Example answer: “First I look at the query profile: what’s scanning the most, what joins are exploding, and whether filters are applied early. Then I reduce scan volume—partition pruning, clustering keys, pre-filtered staging, or materialized aggregates. If the dashboard needs the same join repeatedly, I’ll build a dedicated mart at the right grain and cache it. I also check BI behavior—some tools generate inefficient SQL, so semantic modeling can help.”
Common mistake: Jumping straight to ‘add an index’—often irrelevant in cloud warehouses.
Q: How do you handle PII in analytics models in the United States?
Why they ask it: They’re testing governance maturity and awareness of US privacy expectations.
Answer framework: “Minimize–Control–Audit”: reduce PII, enforce access, log usage.
Example answer: “I try to keep PII out of broad analytics marts by default—use surrogate keys and only expose what’s necessary. For access, I rely on role-based controls in the warehouse and BI tool, and I separate restricted schemas. I also document which fields are sensitive and add automated checks to prevent accidental exposure. Depending on the company and states involved, I align with privacy obligations like CCPA/CPRA and internal security policies.”
Common mistake: Treating PII as only a legal issue, not a modeling and access-design issue.
Q: Tell me about a time you migrated a legacy SQL pipeline into dbt. What did you change besides the tool?
Why they ask it: They want to see if you modernize practices—lineage, tests, documentation.
Answer framework: “Lift–Refactor–Harden”: move it, improve it, then add guardrails.
Example answer: “I started by lifting the existing transformations into dbt models with the same outputs so we could validate parity. Then I refactored into layers—staging, intermediate, marts—so logic wasn’t duplicated. Finally, I hardened it with tests, exposures for dashboards, and a CI job that ran on PRs. The biggest change wasn’t dbt itself; it was making changes reviewable and making breakages visible before they hit stakeholders.”
Common mistake: Describing a migration as ‘we rewrote it’ without explaining validation and rollout.

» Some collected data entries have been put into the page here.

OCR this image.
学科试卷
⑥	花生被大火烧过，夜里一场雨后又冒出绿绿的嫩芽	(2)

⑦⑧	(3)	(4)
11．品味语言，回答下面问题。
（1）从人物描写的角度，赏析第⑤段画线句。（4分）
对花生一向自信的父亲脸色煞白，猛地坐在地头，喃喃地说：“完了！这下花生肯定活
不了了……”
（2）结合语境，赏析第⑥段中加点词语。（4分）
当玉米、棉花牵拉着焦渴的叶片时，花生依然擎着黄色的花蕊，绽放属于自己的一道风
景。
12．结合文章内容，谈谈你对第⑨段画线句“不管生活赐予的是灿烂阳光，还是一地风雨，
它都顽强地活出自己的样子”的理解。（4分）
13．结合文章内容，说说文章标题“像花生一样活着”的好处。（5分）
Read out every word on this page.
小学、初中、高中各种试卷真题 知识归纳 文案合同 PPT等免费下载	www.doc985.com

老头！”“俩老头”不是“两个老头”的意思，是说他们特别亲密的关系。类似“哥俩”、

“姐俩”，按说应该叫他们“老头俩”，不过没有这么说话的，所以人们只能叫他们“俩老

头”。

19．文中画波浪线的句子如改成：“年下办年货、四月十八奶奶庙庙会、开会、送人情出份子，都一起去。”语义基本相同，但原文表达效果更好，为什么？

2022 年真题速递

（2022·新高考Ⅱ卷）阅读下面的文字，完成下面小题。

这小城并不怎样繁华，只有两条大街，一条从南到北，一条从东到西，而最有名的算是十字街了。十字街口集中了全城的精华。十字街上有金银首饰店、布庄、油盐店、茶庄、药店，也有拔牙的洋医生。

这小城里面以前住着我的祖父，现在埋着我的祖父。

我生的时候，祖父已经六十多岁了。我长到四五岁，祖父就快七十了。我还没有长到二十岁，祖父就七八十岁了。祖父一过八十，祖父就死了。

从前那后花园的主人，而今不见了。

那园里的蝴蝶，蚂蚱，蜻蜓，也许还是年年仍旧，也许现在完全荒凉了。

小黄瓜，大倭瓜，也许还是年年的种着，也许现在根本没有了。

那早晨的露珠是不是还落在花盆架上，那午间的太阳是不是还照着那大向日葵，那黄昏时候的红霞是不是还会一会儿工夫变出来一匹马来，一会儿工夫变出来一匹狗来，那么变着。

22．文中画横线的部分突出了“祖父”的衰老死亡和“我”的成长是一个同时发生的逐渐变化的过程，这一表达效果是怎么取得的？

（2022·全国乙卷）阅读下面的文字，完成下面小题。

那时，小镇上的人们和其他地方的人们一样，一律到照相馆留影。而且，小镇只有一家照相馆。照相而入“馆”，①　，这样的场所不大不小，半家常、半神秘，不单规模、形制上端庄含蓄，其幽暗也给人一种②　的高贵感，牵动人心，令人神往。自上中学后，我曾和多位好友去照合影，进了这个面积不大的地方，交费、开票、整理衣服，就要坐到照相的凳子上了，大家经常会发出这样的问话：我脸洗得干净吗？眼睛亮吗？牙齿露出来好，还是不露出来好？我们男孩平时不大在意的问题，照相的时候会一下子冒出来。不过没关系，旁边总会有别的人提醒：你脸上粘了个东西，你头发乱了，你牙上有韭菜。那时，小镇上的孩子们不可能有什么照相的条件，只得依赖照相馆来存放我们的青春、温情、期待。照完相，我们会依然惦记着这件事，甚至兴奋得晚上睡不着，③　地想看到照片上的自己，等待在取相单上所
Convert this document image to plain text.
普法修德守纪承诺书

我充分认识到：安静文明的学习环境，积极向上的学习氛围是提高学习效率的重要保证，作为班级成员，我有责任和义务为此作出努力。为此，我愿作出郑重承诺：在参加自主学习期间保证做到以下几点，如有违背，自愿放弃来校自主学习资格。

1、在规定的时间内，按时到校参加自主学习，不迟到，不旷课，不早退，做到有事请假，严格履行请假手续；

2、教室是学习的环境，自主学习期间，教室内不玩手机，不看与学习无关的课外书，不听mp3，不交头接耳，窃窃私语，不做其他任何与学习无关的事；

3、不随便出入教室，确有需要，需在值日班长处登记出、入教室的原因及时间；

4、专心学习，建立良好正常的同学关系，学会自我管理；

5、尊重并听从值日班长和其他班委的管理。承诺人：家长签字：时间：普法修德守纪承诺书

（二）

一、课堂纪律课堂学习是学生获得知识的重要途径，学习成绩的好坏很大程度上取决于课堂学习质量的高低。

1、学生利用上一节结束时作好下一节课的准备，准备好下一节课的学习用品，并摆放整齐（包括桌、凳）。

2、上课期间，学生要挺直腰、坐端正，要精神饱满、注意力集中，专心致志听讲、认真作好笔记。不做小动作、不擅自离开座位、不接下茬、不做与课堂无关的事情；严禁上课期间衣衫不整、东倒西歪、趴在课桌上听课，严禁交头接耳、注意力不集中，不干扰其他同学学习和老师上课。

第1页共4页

Q: What would you do if your dbt run starts failing every morning after a source schema change?
Why they ask it: They’re testing incident response and resilience.
Answer framework: “Triage–Stabilize–Prevent”: fix today, then stop repeats.
Example answer: “I’d triage which models fail and whether it’s a breaking change or a data issue. To stabilize, I might pin column selection in staging, add a temporary compatibility layer, and communicate impact to downstream users. Then I’d prevent repeats by setting expectations with the upstream team: schema change notifications, contracts, and automated checks—like source tests or schema snapshots. If the org supports it, I’d add CI that detects schema drift before production.”
Common mistake: Treating it as ‘dbt is flaky’ instead of an upstream contract problem.
Q: How do you model subscriptions (upgrades, downgrades, churn) so metrics are consistent?
Why they ask it: Subscription logic is a classic “insider” trap—easy to get subtly wrong.
Answer framework: “State machine + effective dating”: represent changes over time explicitly.
Example answer: “I like an effective-dated subscription table: one row per customer per plan period with start/end timestamps and a status. Upgrades/downgrades become transitions, and churn is an end state with a clear definition (end of paid period vs. cancellation event). Then MRR/ARR is derived from the active state at a point in time, not from raw events. I validate against billing invoices and define edge cases like pauses and refunds upfront.”
Common mistake: Mixing event-level data and period-level revenue in one model and hoping it works out.